A princípio, “Mammals” parece se aproximar de uma narrativa ao estilo “The White Lotus”, mas essa impressão inicial se dissipa aos poucos. É interessante como só depois da descoberta da traição é que realmente conhecemos Jamie e Amandine em um processo de desconstrução de personagens. A série nos induz à criação, em nosso imaginário, de uma relação convencional, mas a narrativa criada por Jez Butterworth (roteiristas de filmes como “Ford vs. Ferrari” e “No Limite do Amanhã”) e dirigida pela ótima Stephanie Laing (“Physical” e “Made for Love”) é tudo, menos convencional.
Jamie, um chef abrindo seu próprio restaurante e consumido pelo processo, não sabe como lidar com as novas informações e acaba adotando uma postura passivo-agressiva diante da esposa. Justamente por esse comportamento do protagonista, a série nos surpreende quando toma outros rumos, mas nenhum spoiler será revelado além da própria premissa da série. O grande questionamento é que, sem saber que o marido sabe de seu caso, Amandine demonstra por ele o mesmo amor de sempre, ou seja, vale a pena comprometer o relacionamento pelo qual ambos parecem prezar tanto?
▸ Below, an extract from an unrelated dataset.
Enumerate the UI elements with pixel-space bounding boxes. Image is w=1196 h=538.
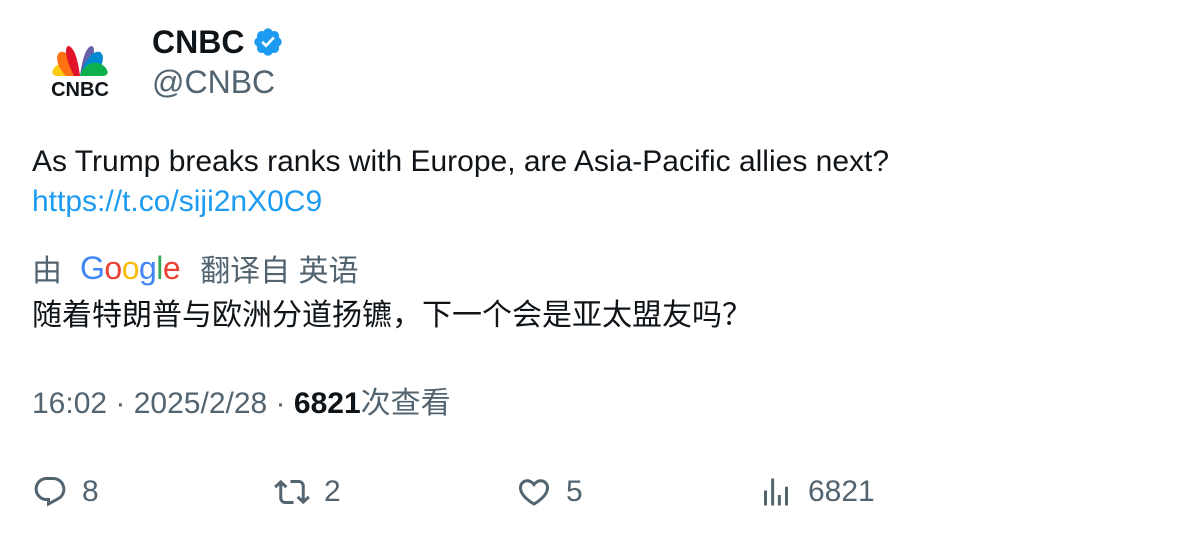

Em seis episódios curtos, “Mammals” faz escolhas narrativas às vezes questionáveis, a principal delas é introduzir e desenvolver relacionamento da irmã de Jamie, Lue (Sally Hawkins), com Jeff (Colin Morgan), um arco que compromete tempo de narrativa que poderia ser aproveitado com o que faz, de fato, a série caminhar; é com Lue, no entanto, com entendemos estar diante de algo diferente, quando ela passa a se colocar como personagem do livro que está lendo. Ainda assim, o tempo do segundo ato da série poderia ser melhor aproveitado no desenvolvimento de algumas relações e histórias apenas pinceladas, como Greta, filha dos protagonistas, por exemplo.
No processo de desconstrução de Jamie e Amandine, voltamos ao ponto em que eles se conhecem e muito se explica a partir dali. “Mammals” parece sentir um prazer sádico ao confundir o espectador, a deixar a impressão de haver buracos na trama ou relações mal explicadas, mas a verdade é que a série foi pensada para seguir esse caminho oposto. O roteiro é sutil o suficiente, em alguns momentos, para deixar a impressão de que o espectador realizou uma grande descoberta sem perceber ter sido meticulosamente conduzido para isso.
Em outros momentos, porém, “Mammals” se aproxima da exposição ao reforçar mais de uma vez o comportamento de espécies mamíferas (“mammals”) em frases como “eles vivem nas profundezas, mas precisam da superfície para respirar” ou “poucas são as espécies de mamíferos que formam vínculos longos durante a vida”. Esse reforço deixa claro que a grande protagonista da série (ou talvez a antagonista) seja a instituição relacionamento monogâmico.
Como em um texto shakesperiano, a série constrói seu humor a partir da tragédia, dando a seus personagens uma jornada infernal para que o possível final feliz deles seja justificado diante do olhar do público. Assim, há momentos de pura comédia e outros de riso nervoso, sem graça, quase de vergonha alheia.
James Corben, contido na medida certa, se sai bem como o sujeito com plena ciência de estar casado com uma mulher “muita areia para o caminhãozinho dele”. Essa sensação é transmitida ao público logo no primeiro episódio, quando eles chegam à casa alugada, momento que também apresenta Amandine como uma força da natureza, uma mulher bonita, charmosa e engraçada, uma daquelas pessoas que atraem olhares em qualquer ambiente. o que ainda não justifica o “exótico” do material de divulgação - a série, vale ressaltar, nunca parte por esse caminho.
Confiando muito na suspensão da descrença de seu público e até dependendo dela, em vários momentos “Mammals” fez com que eu me questionasse qual o sentido de determinados pontos em um contexto maior. Alguns arcos ainda parecem deslocados do resto da trama, mas, ao fim, a série funciona pela maneira como tudo se encaixa e por se tornar melhor à medida que nos afastamos dela, pensando sobre o que vimos, nos significados tanto das sutilezas e quanto dos discursos diretos.